Grok produced the second-longest content, the linking was excellent, and the copy quality was fairly strong, though a bit adolescent; it read as though produced by a budding writer in their first job out of college (definitely not my style). The only real downfall is that it doesn’t retain information across sessions; I had to re-train it on my writing style when I returned.

The full list with rankings is shown above. As a final step, to verify the validity of my testing, I totaled the number of reviews for each of these AI model and average user ratings across Capterra, G2, and TrustRadius.

The results actually line up pretty well, with the exceptions of ChatGPT (which has by far the highest number of user ratings, being the oldest of these tools) and Grok (which has virtually no presence on these software review sites because it’s relatively new).

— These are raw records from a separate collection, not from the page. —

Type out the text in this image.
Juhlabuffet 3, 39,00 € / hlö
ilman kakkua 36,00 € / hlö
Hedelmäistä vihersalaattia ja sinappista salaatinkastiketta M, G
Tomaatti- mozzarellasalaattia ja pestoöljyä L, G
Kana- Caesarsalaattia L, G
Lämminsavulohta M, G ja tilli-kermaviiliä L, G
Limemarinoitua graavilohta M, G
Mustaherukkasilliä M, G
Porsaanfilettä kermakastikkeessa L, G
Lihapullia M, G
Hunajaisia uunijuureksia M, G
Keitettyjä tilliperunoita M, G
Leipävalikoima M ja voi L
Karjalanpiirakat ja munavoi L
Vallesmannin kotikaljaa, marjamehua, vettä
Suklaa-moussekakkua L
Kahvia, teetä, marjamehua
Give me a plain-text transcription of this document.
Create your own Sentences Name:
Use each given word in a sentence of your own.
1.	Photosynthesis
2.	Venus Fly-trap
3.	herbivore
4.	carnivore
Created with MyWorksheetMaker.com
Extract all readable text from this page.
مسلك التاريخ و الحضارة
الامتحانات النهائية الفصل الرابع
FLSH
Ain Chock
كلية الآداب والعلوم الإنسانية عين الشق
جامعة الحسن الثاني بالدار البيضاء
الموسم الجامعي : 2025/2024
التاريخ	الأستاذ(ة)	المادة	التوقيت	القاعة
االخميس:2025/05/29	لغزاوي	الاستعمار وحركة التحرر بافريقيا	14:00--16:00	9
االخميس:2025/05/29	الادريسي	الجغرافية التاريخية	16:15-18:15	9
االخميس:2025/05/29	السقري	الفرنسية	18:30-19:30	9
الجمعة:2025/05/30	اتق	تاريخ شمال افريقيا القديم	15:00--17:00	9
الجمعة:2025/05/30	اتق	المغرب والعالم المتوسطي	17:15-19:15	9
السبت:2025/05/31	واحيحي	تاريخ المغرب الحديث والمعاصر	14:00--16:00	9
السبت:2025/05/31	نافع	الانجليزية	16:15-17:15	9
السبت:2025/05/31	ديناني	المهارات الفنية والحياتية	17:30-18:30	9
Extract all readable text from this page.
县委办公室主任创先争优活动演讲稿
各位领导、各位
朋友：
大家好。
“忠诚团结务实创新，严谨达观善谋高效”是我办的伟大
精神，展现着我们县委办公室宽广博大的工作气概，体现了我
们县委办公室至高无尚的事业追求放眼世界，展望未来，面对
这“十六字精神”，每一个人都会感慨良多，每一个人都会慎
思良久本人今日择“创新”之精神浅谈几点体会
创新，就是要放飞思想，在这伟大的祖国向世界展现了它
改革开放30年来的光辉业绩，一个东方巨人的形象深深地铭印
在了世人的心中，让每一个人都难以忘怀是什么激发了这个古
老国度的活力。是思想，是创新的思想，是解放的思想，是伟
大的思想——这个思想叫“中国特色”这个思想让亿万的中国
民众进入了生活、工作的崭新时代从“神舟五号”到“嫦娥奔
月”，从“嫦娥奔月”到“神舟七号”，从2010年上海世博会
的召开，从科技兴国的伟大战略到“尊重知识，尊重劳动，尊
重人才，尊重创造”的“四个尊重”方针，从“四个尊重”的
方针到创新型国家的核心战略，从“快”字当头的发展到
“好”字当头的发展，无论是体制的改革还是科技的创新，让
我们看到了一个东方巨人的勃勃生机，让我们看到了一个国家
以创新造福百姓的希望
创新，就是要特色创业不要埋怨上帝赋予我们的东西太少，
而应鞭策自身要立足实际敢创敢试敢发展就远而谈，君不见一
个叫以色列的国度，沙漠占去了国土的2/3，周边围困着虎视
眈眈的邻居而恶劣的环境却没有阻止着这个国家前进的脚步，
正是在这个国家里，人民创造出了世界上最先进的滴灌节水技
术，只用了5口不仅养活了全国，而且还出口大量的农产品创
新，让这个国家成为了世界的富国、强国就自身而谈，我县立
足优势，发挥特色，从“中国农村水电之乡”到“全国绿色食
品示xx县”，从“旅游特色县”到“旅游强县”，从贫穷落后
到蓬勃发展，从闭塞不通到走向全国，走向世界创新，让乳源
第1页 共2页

Final Thoughts on the AI Model Faceoff

All the usual caveats apply: your mileage may vary; all of these tools are continually being upgraded; and these results are for one specific use case. Nevertheless, the strong correlation between my results and the ratings of hundreds of individuals across the three top software review sites seems to indicate there is at least a clear top five in terms of these AI models.

The best advice? Do your own research. Hopefully this post has provided some helpful guidance on that front as well as warnings about some of the ease-of-use limitations each tool has at this stage.